We walked down off the hill where Paul lives and found a small crowd of people around where the car was parked. Paul said something to all of his neighbors which humbled me more than anything during the trip. He said (by Eric’s translation), “The last trumpet has sounded, the gospel that has been preached here today is the last gospel that will be taught before Jesus returns.”

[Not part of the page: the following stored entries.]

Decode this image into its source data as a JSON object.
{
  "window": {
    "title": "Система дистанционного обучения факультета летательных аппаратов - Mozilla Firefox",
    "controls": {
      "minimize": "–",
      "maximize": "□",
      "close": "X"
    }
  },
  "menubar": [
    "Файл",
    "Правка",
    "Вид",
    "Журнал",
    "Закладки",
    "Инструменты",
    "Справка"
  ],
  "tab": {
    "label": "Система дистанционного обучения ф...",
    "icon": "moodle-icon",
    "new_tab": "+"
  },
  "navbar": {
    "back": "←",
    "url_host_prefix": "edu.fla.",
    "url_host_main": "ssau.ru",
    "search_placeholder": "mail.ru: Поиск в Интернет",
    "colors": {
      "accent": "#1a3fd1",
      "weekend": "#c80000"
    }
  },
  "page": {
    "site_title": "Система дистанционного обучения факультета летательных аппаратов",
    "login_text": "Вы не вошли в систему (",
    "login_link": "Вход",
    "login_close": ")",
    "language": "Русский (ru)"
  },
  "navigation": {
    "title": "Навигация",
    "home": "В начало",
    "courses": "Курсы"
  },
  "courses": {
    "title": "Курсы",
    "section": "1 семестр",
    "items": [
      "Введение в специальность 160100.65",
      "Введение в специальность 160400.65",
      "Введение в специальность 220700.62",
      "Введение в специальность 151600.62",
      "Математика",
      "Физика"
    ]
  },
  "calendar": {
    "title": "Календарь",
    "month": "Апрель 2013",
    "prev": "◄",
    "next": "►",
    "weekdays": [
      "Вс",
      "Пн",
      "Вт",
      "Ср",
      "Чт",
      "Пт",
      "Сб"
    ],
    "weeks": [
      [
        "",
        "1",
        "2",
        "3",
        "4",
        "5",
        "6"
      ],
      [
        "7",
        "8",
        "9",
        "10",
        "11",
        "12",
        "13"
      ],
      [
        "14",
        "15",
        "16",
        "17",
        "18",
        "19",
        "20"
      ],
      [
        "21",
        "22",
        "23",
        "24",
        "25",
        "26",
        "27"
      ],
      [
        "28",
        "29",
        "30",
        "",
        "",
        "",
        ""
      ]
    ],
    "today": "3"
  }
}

As we were getting ready to leave to return to Nairobi that afternoon, Paul gave us some money that the people had collected for us. It was about the equivalent of $150 US. We felt that we should accept it, knowing that every shilling would count on the journey home. Putting all of the rest of the money we had into fuel for the car, we were able to get the gauge up to 3/4 full. Knowing full well that we could not make the trip, and that if we ran out of fuel there would be no place along the road to get more, we finally put all of our trust in the Lord and started for Kenya. With the extra money that the people in Mwanza gave us, we had enough gas to get all the way to Kisii which was the first town with stations that would accept credit cards. It also had an ATM. The gauge was on “empty-empty” as we went down the hill from the bank to the station. The Lord had shown us what He and Betsy, and a little faith, could do! And just as Pamela had told us, we did not have one cough or false start from the car for the whole trip.

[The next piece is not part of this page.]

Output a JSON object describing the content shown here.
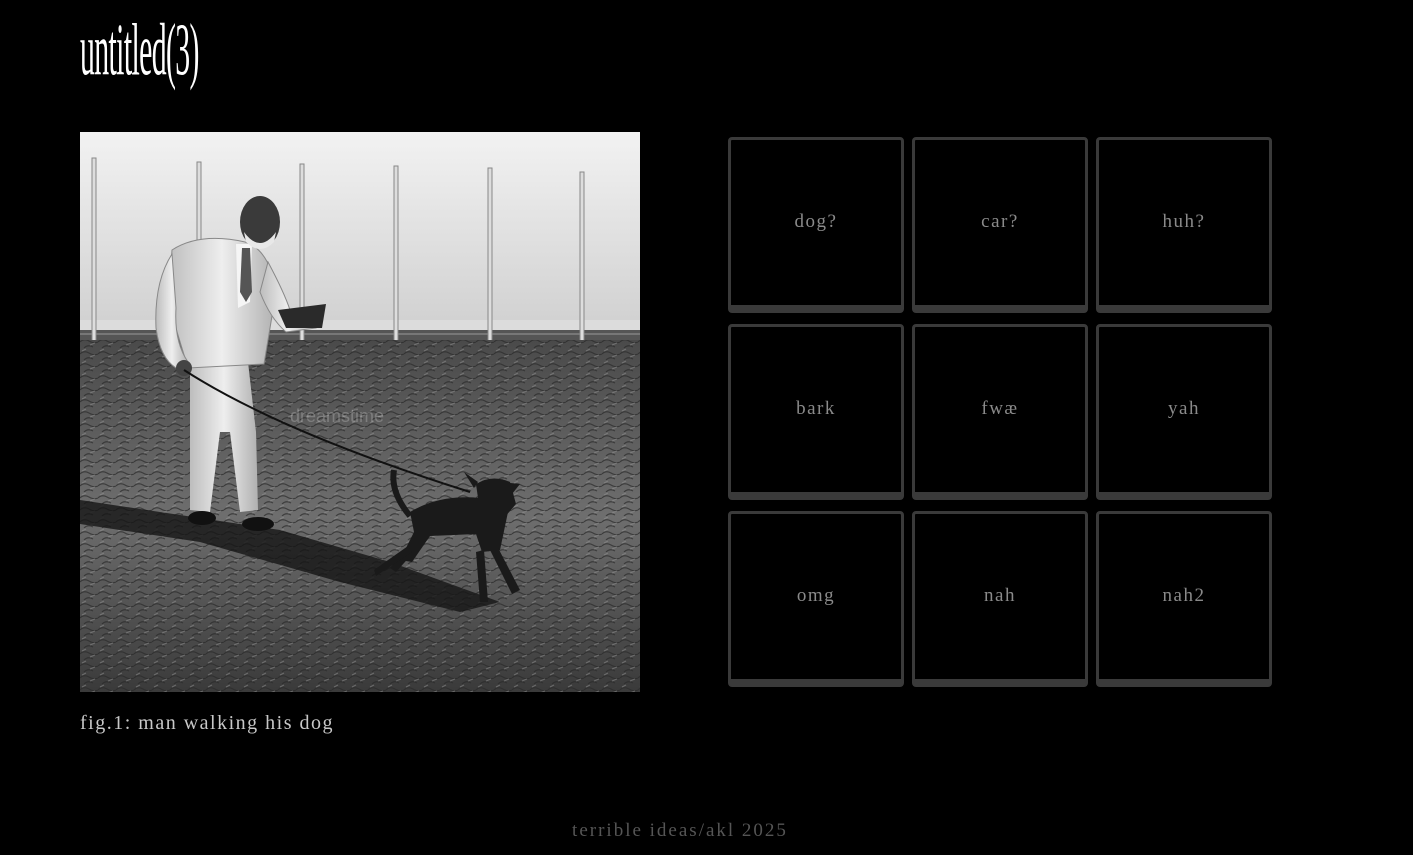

There is still much work to be done in Tanzania. One of the men we met in Musoma traveled all the way to Mwanza to hear more of the gospel. If time had allowed, we were to have returned to Musoma to share with this family. There were several in Mwanza who were asking for baptism. Eric and the priesthood in Kenya will be continuing to share with them as the Lord makes the resources and opportunities available. What a blessing it is to see the hand of the Lord at work so that the gospel of the kingdom is again being preached in all the world–even in Tanzania.